7.2 Cap on Liability. Central Lense’s total liability arising out of this Agreement shall not exceed the total fees paid by Customer in the twelve (12) months preceding the event giving rise to the claim.

8. Governing Law and Dispute Resolution

8.1 Governing Law. This Agreement shall be governed by and construed in accordance with the laws of the State of Delaware, excluding its conflict of law rules.

8.2 Arbitration. All disputes shall be resolved exclusively by binding arbitration under the rules of the American Arbitration Association (AAA). Arbitration shall take place in a location mutually agreed upon by the parties.

8.3 Enforcement. Any arbitration award may be entered and enforced in any court of competent jurisdiction.

9. Additional Provisions

9.1 Confidentiality. Both parties shall maintain the confidentiality of non-public, proprietary information exchanged in connection with this Agreement and shall not disclose such information except as required by law.

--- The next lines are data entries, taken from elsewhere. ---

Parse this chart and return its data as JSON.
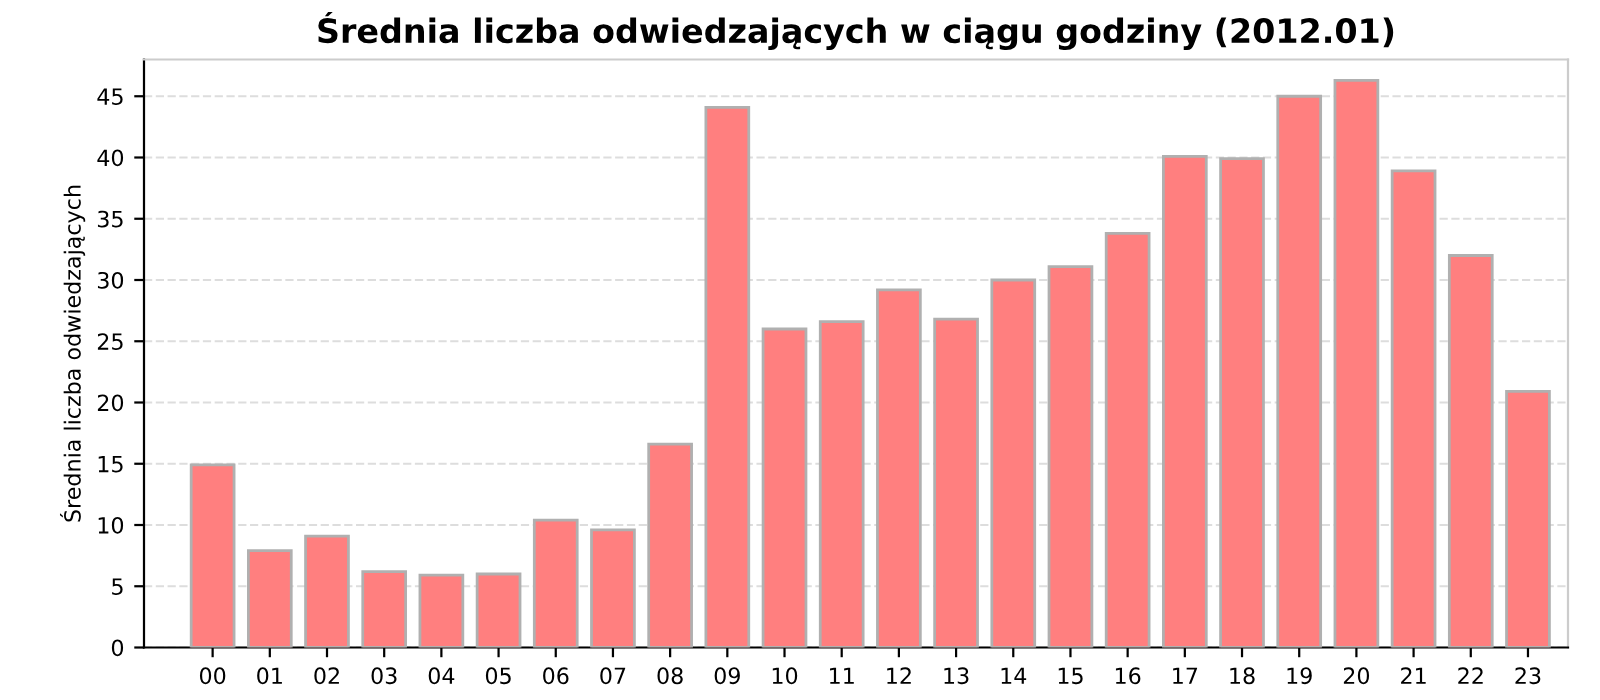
{
  "chart_data": {
    "type": "bar",
    "title": "Średnia liczba odwiedzających w ciągu godziny (2012.01)",
    "ylabel": "Średnia liczba odwiedzających",
    "categories": [
      "00",
      "01",
      "02",
      "03",
      "04",
      "05",
      "06",
      "07",
      "08",
      "09",
      "10",
      "11",
      "12",
      "13",
      "14",
      "15",
      "16",
      "17",
      "18",
      "19",
      "20",
      "21",
      "22",
      "23"
    ],
    "values": [
      14.9,
      7.9,
      9.1,
      6.2,
      5.9,
      6.0,
      10.4,
      9.6,
      16.6,
      44.1,
      26.0,
      26.6,
      29.2,
      26.8,
      30.0,
      31.1,
      33.8,
      40.1,
      39.9,
      45.0,
      46.3,
      38.9,
      32.0,
      20.9
    ],
    "color": "#ff7f7f",
    "ylim": [
      0,
      48
    ],
    "yticks": [
      0,
      5,
      10,
      15,
      20,
      25,
      30,
      35,
      40,
      45
    ],
    "grid": "y"
  }
}
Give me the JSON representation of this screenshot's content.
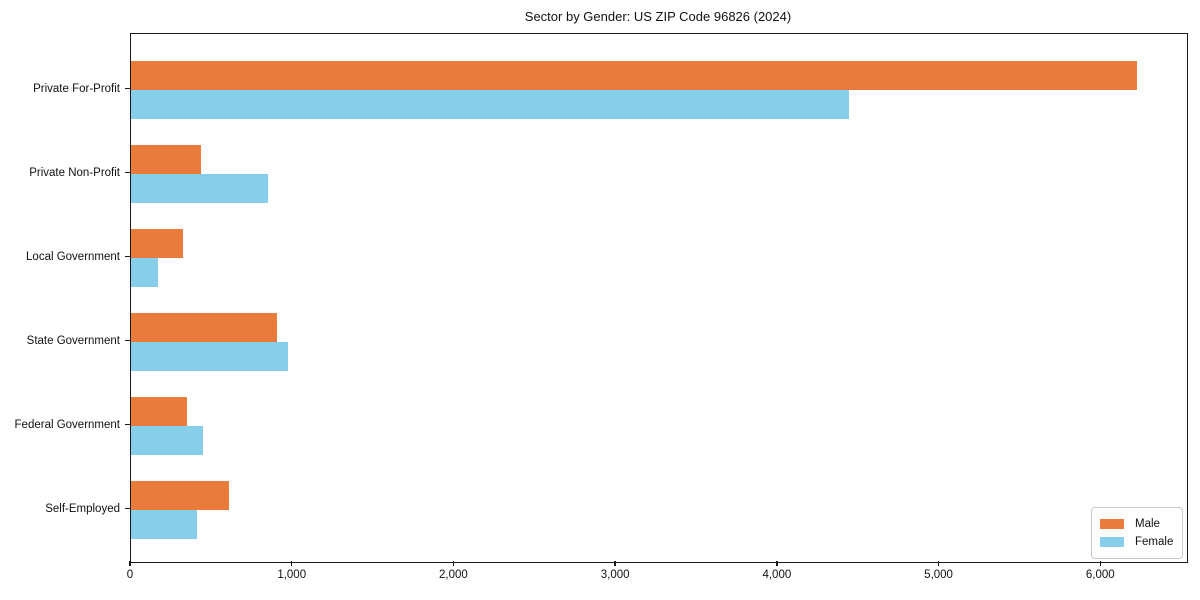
{
  "title": "Sector by Gender: US ZIP Code 96826 (2024)",
  "legend": {
    "entries": [
      "Male",
      "Female"
    ]
  },
  "chart_data": {
    "type": "bar",
    "orientation": "horizontal",
    "title": "Sector by Gender: US ZIP Code 96826 (2024)",
    "categories": [
      "Private For-Profit",
      "Private Non-Profit",
      "Local Government",
      "State Government",
      "Federal Government",
      "Self-Employed"
    ],
    "series": [
      {
        "name": "Male",
        "color": "#E97B3D",
        "values": [
          6220,
          433,
          322,
          901,
          346,
          604
        ]
      },
      {
        "name": "Female",
        "color": "#87CEEB",
        "values": [
          4440,
          846,
          168,
          969,
          446,
          406
        ]
      }
    ],
    "xlabel": "",
    "ylabel": "",
    "xlim": [
      0,
      6530
    ],
    "xticks": [
      0,
      1000,
      2000,
      3000,
      4000,
      5000,
      6000
    ],
    "xtick_labels": [
      "0",
      "1,000",
      "2,000",
      "3,000",
      "4,000",
      "5,000",
      "6,000"
    ],
    "grid": false,
    "legend_position": "lower right",
    "spines": "box",
    "background": "#ffffff"
  }
}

9.2 Indemnification. Customer agrees to indemnify and hold harmless Central Lense from any claims, liabilities, damages, or costs (including reasonable attorneys’ fees) arising out of or related to: (i) Customer’s breach of this Agreement, or (ii) Customer’s violation of any applicable law or third-party rights.

9.3 Entire Agreement. This Agreement (including the Sales Order) constitutes the entire agreement between the parties with respect to the subject matter and supersedes all prior written or oral agreements.

9.4 Amendments. Central Lense may amend this Agreement from time to time. Such amendments shall be effective upon notice via website posting or written communication. Continued use of the Services constitutes acceptance of the amendments.

9.5 Severability. If any provision is found to be invalid or unenforceable, the remainder shall continue in full force and effect.

9.6 Force Majeure. Neither party shall be liable for failure or delay in performance due to events beyond their reasonable control, including but not limited to natural disasters, acts of government, war, labor disputes, or failures of third-party providers.